Obviously, there are a lot of critiques of that argument but, based on what I’ve learned so far, it still seems to stand as one of the fundamental underlying assumptions about creative writing and the teaching of creative writing to this day.

What’s bizarre about this is that you would think that if there is one aspect of the writing process that is teachable, it would be research. Yet I don’t remember this ever being touched on in my own creative writing program when I was a student.

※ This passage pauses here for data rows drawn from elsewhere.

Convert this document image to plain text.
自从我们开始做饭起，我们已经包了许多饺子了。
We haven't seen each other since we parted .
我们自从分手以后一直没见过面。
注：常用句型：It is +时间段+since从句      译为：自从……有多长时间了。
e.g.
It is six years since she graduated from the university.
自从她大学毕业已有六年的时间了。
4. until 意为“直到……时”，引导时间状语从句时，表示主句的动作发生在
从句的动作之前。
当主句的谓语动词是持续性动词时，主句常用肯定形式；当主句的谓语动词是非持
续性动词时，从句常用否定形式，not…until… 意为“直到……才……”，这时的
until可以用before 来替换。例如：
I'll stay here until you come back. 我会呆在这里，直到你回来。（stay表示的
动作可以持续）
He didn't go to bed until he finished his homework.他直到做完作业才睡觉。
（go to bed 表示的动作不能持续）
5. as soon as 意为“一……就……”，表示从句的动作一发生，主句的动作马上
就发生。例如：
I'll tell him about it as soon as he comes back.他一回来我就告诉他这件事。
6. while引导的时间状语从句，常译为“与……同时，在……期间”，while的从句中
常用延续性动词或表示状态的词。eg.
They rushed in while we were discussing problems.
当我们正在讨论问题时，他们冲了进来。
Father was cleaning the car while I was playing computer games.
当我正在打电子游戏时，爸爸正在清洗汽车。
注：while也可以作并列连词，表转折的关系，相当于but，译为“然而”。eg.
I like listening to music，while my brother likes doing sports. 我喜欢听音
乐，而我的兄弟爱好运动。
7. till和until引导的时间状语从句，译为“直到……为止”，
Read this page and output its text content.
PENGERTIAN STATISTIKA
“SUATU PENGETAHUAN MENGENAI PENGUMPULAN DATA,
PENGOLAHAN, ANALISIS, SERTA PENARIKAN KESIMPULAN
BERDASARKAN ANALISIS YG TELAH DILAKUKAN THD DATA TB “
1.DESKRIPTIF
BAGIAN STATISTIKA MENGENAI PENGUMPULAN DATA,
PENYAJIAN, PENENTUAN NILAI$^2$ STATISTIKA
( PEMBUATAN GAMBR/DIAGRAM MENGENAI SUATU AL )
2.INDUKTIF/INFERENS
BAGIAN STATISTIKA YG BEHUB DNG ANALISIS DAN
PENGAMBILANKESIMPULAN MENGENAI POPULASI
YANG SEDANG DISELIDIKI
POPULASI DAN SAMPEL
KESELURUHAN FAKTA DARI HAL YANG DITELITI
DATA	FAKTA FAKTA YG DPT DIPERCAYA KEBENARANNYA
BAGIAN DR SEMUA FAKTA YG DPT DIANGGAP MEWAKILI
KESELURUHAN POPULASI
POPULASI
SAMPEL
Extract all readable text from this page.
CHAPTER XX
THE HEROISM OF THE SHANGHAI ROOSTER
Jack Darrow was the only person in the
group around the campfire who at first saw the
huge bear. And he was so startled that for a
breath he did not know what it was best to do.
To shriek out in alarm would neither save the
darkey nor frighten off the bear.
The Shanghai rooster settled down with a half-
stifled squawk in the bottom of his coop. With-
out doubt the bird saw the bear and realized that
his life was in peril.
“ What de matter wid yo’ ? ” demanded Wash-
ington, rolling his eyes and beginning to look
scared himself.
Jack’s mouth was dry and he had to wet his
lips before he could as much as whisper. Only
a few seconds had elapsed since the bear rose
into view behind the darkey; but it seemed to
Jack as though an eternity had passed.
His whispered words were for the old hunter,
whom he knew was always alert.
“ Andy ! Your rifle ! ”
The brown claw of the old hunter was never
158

It might just be that I have a bad memory. In my readings and some interviews I’m planning with creative writing teachers, I’m planning to find out. But I think there’s a good chance that research is being  more or less left out of creative writing instruction and I’m guessing there are a couple of reasons why. First is that research is considered the realm of composition instruction rather than creative writing—never mind that composition instruction is all about academic research and that there are important differences between academic and creative research. Second is that creative writing programs purport to teach students about the “craft” of writing rather than the “process” of writing and research is considered part of the process rather than part of the craft. Which seems both inaccurate and unfair considering how often fiction writers who do talk about research talk about doing it “wrong” (by not, as Stephen King says, putting it in the back of the back of the story) while never saying much or anything about how to do it right. This implies that there is some technique involved but what that technique looks like is never really explored.

So what all of this amounts to is that I want to investigate the role of research in fiction writing because it’s a topic I have a lot of personal curiosity about and also because I’m frustrated at how little information seems to be out there. It’s a significant gap in knowledge. One that I know I tripped over in my own fiction writing activities more than once.